Tiny Minami-Torishima Island, which is key to Japan finding rare earth metals within its own waters. Via Wikipedia
Inside of all the world's gadgets—all of our technology in general, really—is a melange of rare earth elements, which aren't as hard to find as their name suggests, but which are hard to mine efficiently. Currently China pretty much dominates the world market for the crucial elements, but a huge find underneath Japan's seas may now help break that stranglehold.
China wasn't always dominant in the rare-earth game. Other countries, including the US and war-torn Congo, have and still mine for the metals. But over the years, China used its massive domestic supply to outprice operations around the world, which eventually disappeared. Then, in 2010, China began restricting supply, which caused an uproar from the EU, US, and Japan, who all complained to the World Trade Organization.
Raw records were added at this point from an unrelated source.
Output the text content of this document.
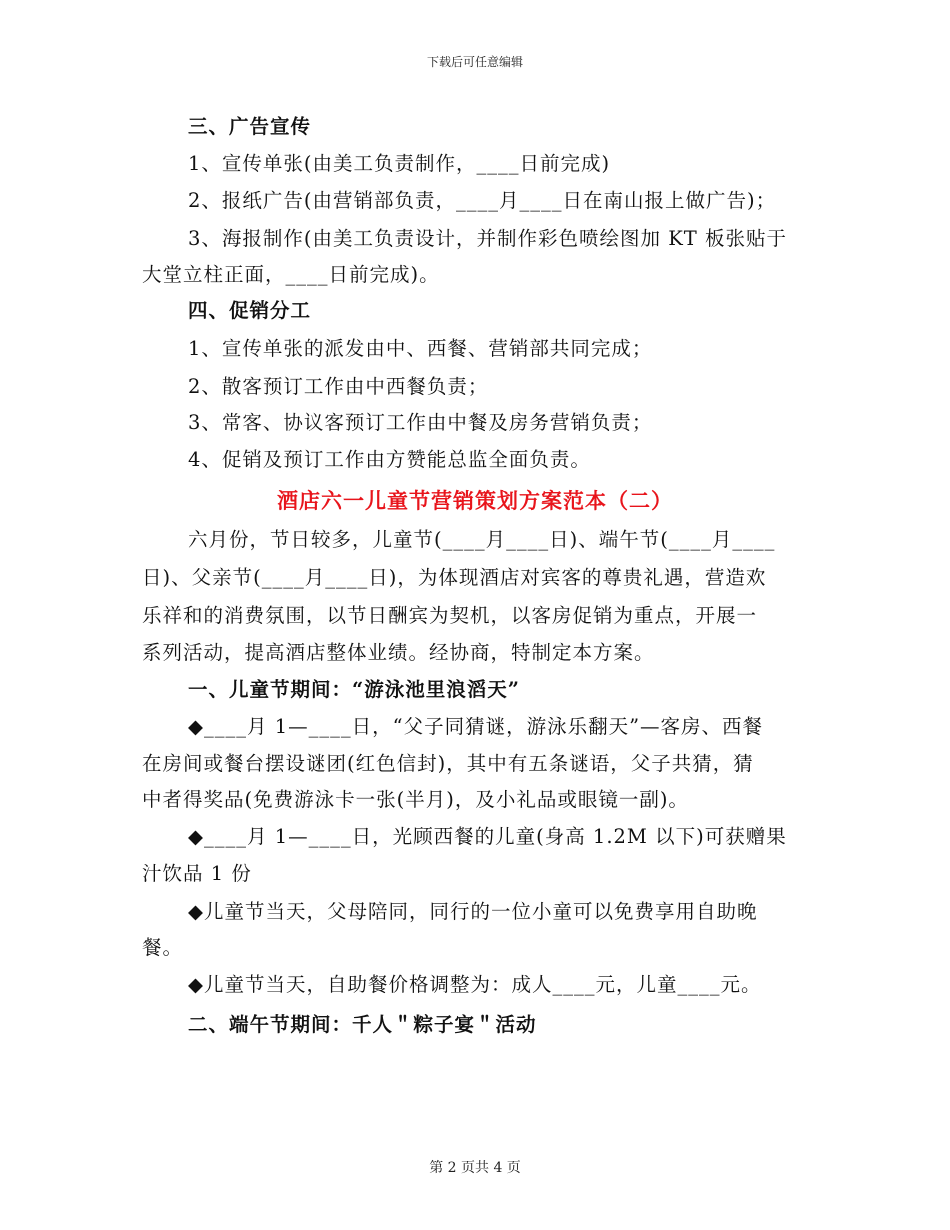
下载后可任意编辑
三、广告宣传
1、宣传单张(由美工负责制作，____日前完成)
2、报纸广告(由营销部负责，____月____日在南山报上做广告)；
3、海报制作(由美工负责设计，并制作彩色喷绘图加 KT 板张贴于
大堂立柱正面，____日前完成)。
四、促销分工
1、宣传单张的派发由中、西餐、营销部共同完成；
2、散客预订工作由中西餐负责；
3、常客、协议客预订工作由中餐及房务营销负责；
4、促销及预订工作由方赞能总监全面负责。
酒店六一儿童节营销策划方案范本（二）
六月份，节日较多，儿童节(____月____日)、端午节(____月____
日)、父亲节(____月____日)，为体现酒店对宾客的尊贵礼遇，营造欢
乐祥和的消费氛围，以节日酬宾为契机，以客房促销为重点，开展一
系列活动，提高酒店整体业绩。经协商，特制定本方案。
一、儿童节期间：“游泳池里浪滔天”
◆____月 1—____日，“父子同猜谜，游泳乐翻天”—客房、西餐
在房间或餐台摆设谜团(红色信封)，其中有五条谜语，父子共猜，猜
中者得奖品(免费游泳卡一张(半月)，及小礼品或眼镜一副)。
◆____月 1—____日，光顾西餐的儿童(身高 1.2M 以下)可获赠果
汁饮品 1 份
◆儿童节当天，父母陪同，同行的一位小童可以免费享用自助晚
餐。
◆儿童节当天，自助餐价格调整为：成人____元，儿童____元。
二、端午节期间：千人＂粽子宴＂活动
第 2 页共 4 页
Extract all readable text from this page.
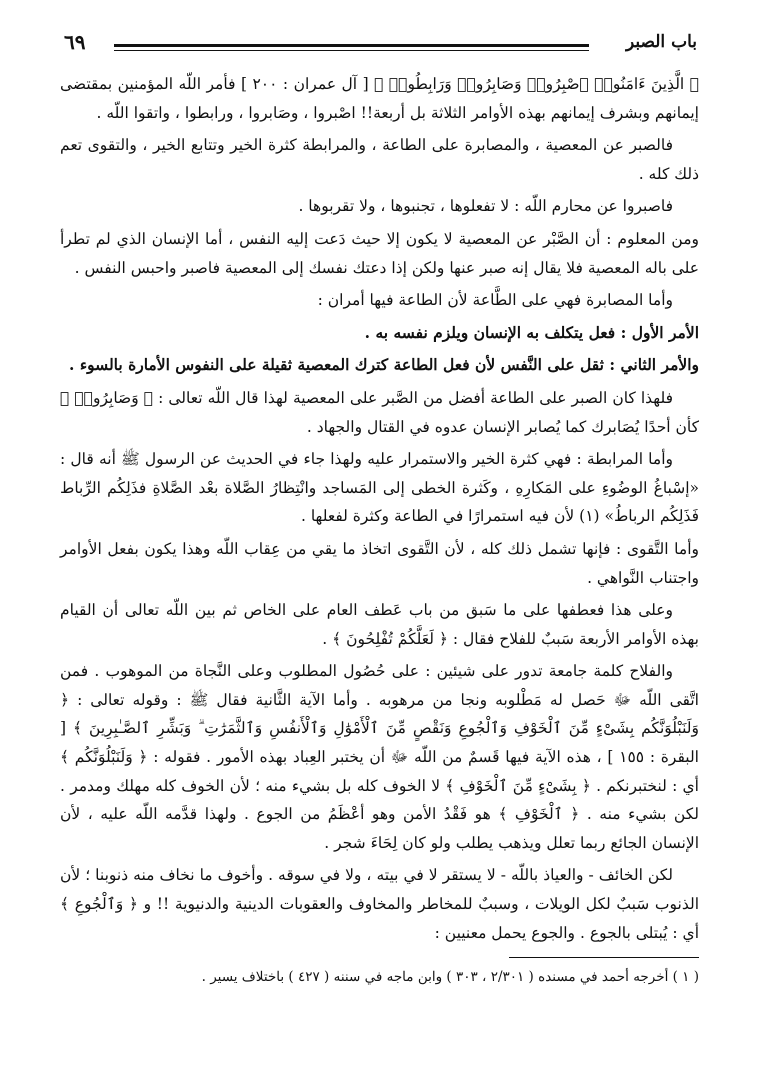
باب الصبر
٦٩

﴿ الَّذِينَ ءَامَنُوا۟ ٱصْبِرُوا۟ وَصَابِرُوا۟ وَرَابِطُوا۟ ﴾ [ آل عمران : ٢٠٠ ] فأمر اللّه المؤمنين بمقتضى إيمانهم وبشرف إيمانهم بهذه الأوامر الثلاثة بل أربعة!! اصْبروا ، وصَابروا ، ورابطوا ، واتقوا اللّه .

فالصبر عن المعصية ، والمصابرة على الطاعة ، والمرابطة كثرة الخير وتتابع الخير ، والتقوى تعم ذلك كله .

فاصبروا عن محارم اللّه : لا تفعلوها ، تجنبوها ، ولا تقربوها .

ومن المعلوم : أن الصَّبْر عن المعصية لا يكون إلا حيث دَعت إليه النفس ، أما الإنسان الذي لم تطرأ على باله المعصية فلا يقال إنه صبر عنها ولكن إذا دعتك نفسك إلى المعصية فاصبر واحبس النفس .

وأما المصابرة فهي على الطَّاعة لأن الطاعة فيها أمران :

الأمر الأول : فعل يتكلف به الإنسان ويلزم نفسه به .

والأمر الثاني : ثقل على النَّفس لأن فعل الطاعة كترك المعصية ثقيلة على النفوس الأمارة بالسوء .

فلهذا كان الصبر على الطاعة أفضل من الصَّبر على المعصية لهذا قال اللّه تعالى : ﴿ وَصَابِرُوا۟ ﴾ كأن أحدًا يُصَابرك كما يُصابر الإنسان عدوه في القتال والجهاد .

وأما المرابطة : فهي كثرة الخير والاستمرار عليه ولهذا جاء في الحديث عن الرسول ﷺ أنه قال : «إسْباغُ الوضُوءِ على المَكارِهِ ، وكَثرة الخطى إلى المَساجد وانْتِظارُ الصَّلاة بعْد الصَّلاةِ فذَلِكُم الرِّباط فَذَلِكُم الرباطُ» (١) لأن فيه استمرارًا في الطاعة وكثرة لفعلها .

وأما التَّقوى : فإنها تشمل ذلك كله ، لأن التَّقوى اتخاذ ما يقي من عِقاب اللّه وهذا يكون بفعل الأوامر واجتناب النَّواهي .

وعلى هذا فعطفها على ما سَبق من باب عَطف العام على الخاص ثم بين اللّه تعالى أن القيام بهذه الأوامر الأربعة سَببٌ للفلاح فقال : ﴿ لَعَلَّكُمْ تُفْلِحُونَ ﴾ .

والفلاح كلمة جامعة تدور على شيئين : على حُصُول المطلوب وعلى النَّجاة من الموهوب . فمن اتَّقى اللّه ﷻ حَصل له مَطْلوبه ونجا من مرهوبه . وأما الآية الثَّانية فقال ﷺ : وقوله تعالى : ﴿ وَلَنَبْلُوَنَّكُم بِشَىْءٍ مِّنَ ٱلْخَوْفِ وَٱلْجُوعِ وَنَقْصٍ مِّنَ ٱلْأَمْوَٰلِ وَٱلْأَنفُسِ وَٱلثَّمَرَٰتِ ۗ وَبَشِّرِ ٱلصَّـٰبِرِينَ ﴾ [ البقرة : ١٥٥ ] ، هذه الآية فيها قَسمٌ من اللّه ﷻ أن يختبر العِباد بهذه الأمور . فقوله : ﴿ وَلَنَبْلُوَنَّكُم ﴾ أي : لنختبرنكم . ﴿ بِشَىْءٍ مِّنَ ٱلْخَوْفِ ﴾ لا الخوف كله بل بشيء منه ؛ لأن الخوف كله مهلك ومدمر . لكن بشيء منه . ﴿ ٱلْخَوْفِ ﴾ هو فَقْدُ الأمن وهو أعْظَمُ من الجوع . ولهذا قدَّمه اللّه عليه ، لأن الإنسان الجائع ربما تعلل ويذهب يطلب ولو كان لِحَاءَ شجر .

لكن الخائف - والعياذ باللّه - لا يستقر لا في بيته ، ولا في سوقه . وأخوف ما نخاف منه ذنوبنا ؛ لأن الذنوب سَببٌ لكل الويلات ، وسببٌ للمخاطر والمخاوف والعقوبات الدينية والدنيوية !! و ﴿ وَٱلْجُوعِ ﴾ أي : يُبتلى بالجوع . والجوع يحمل معنيين :

( ١ ) أخرجه أحمد في مسنده ( ٢/٣٠١ ، ٣٠٣ ) وابن ماجه في سننه ( ٤٢٧ ) باختلاف يسير .
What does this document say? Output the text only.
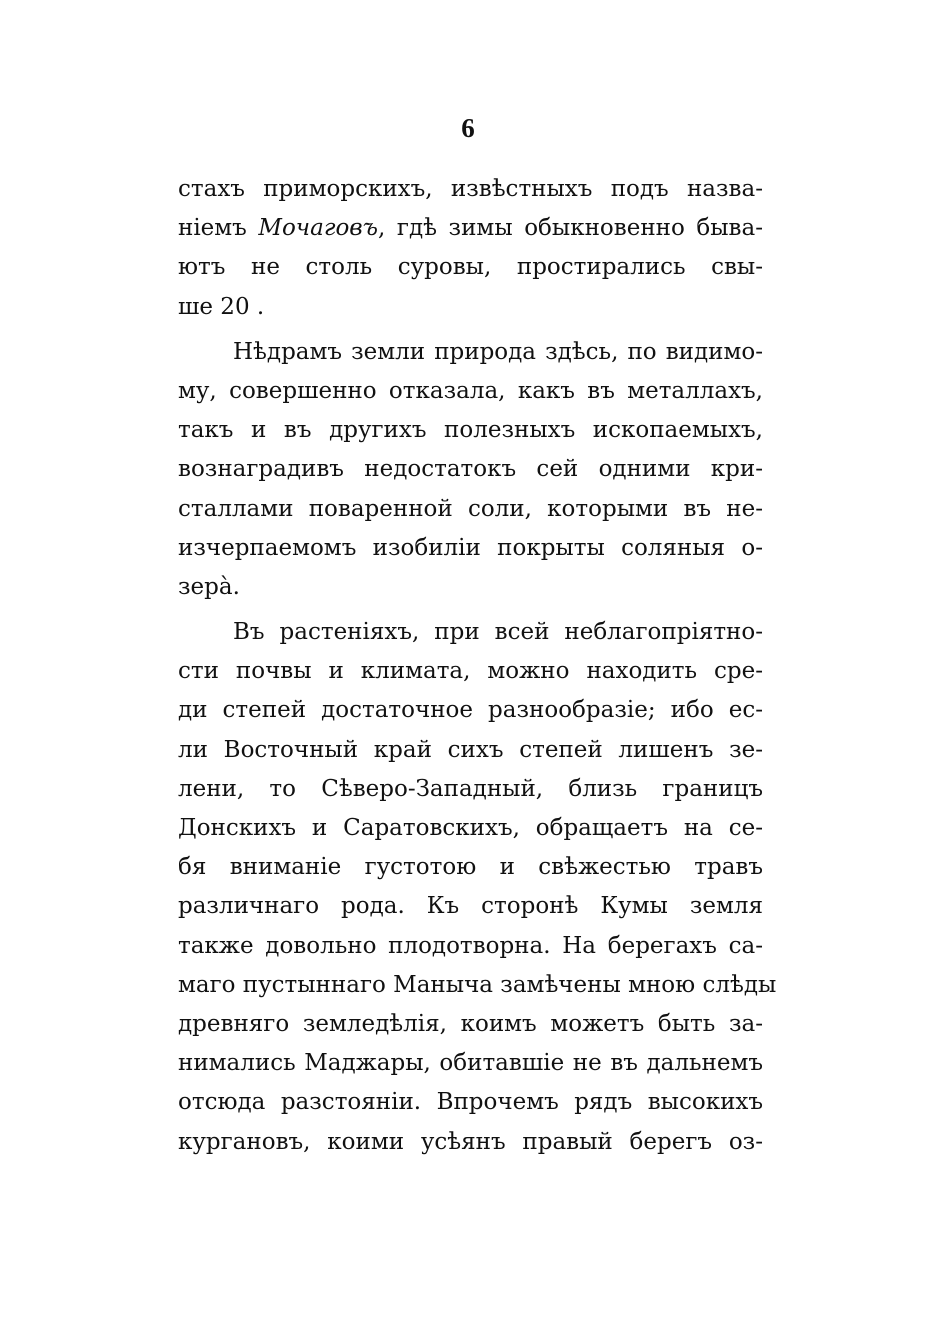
6
стахъ приморскихъ, извѣстныхъ подъ назва-
ніемъ Мочаговъ, гдѣ зимы обыкновенно быва-
ютъ не столь суровы, простирались свы-
ше 20 .
Нѣдрамъ земли природа здѣсь, по видимо-
му, совершенно отказала, какъ въ металлахъ,
такъ и въ другихъ полезныхъ ископаемыхъ,
вознаградивъ недостатокъ сей одними кри-
сталлами поваренной соли, которыми въ не-
изчерпаемомъ изобиліи покрыты соляныя о-
зерà.
Въ растеніяхъ, при всей неблагопріятно-
сти почвы и климата, можно находить сре-
ди степей достаточное разнообразіе; ибо ес-
ли Восточный край сихъ степей лишенъ зе-
лени, то Сѣверо-Западный, близь границъ
Донскихъ и Саратовскихъ, обращаетъ на се-
бя вниманіе густотою и свѣжестью травъ
различнаго рода. Къ сторонѣ Кумы земля
также довольно плодотворна. На берегахъ са-
маго пустыннаго Маныча замѣчены мною слѣды
древняго земледѣлія, коимъ можетъ быть за-
нимались Маджары, обитавшіе не въ дальнемъ
отсюда разстояніи. Впрочемъ рядъ высокихъ
кургановъ, коими усѣянъ правый берегъ оз-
That served as a huge wake-up call: everyone from the US military to the Japanese auto industry realized that they needed to find new sources for the 14 commonly used rare earth elements. Japan is especially at risk, as the country's economy is the source of about half the world's demand for the metals—dysprosium, for example, is used in smart-phone screens and in rare-earth magnets in hybrid car motors.
But now Japanese geologists have found a cache of rare-earth metals buried in high concentrations in sea mud off the coast of Minami-Torishima Island, which itself lies far to the east of Japan's main islands. But that tiny island, which happens to be of huge strategic importance, now stands to reshape the whole gadget economy.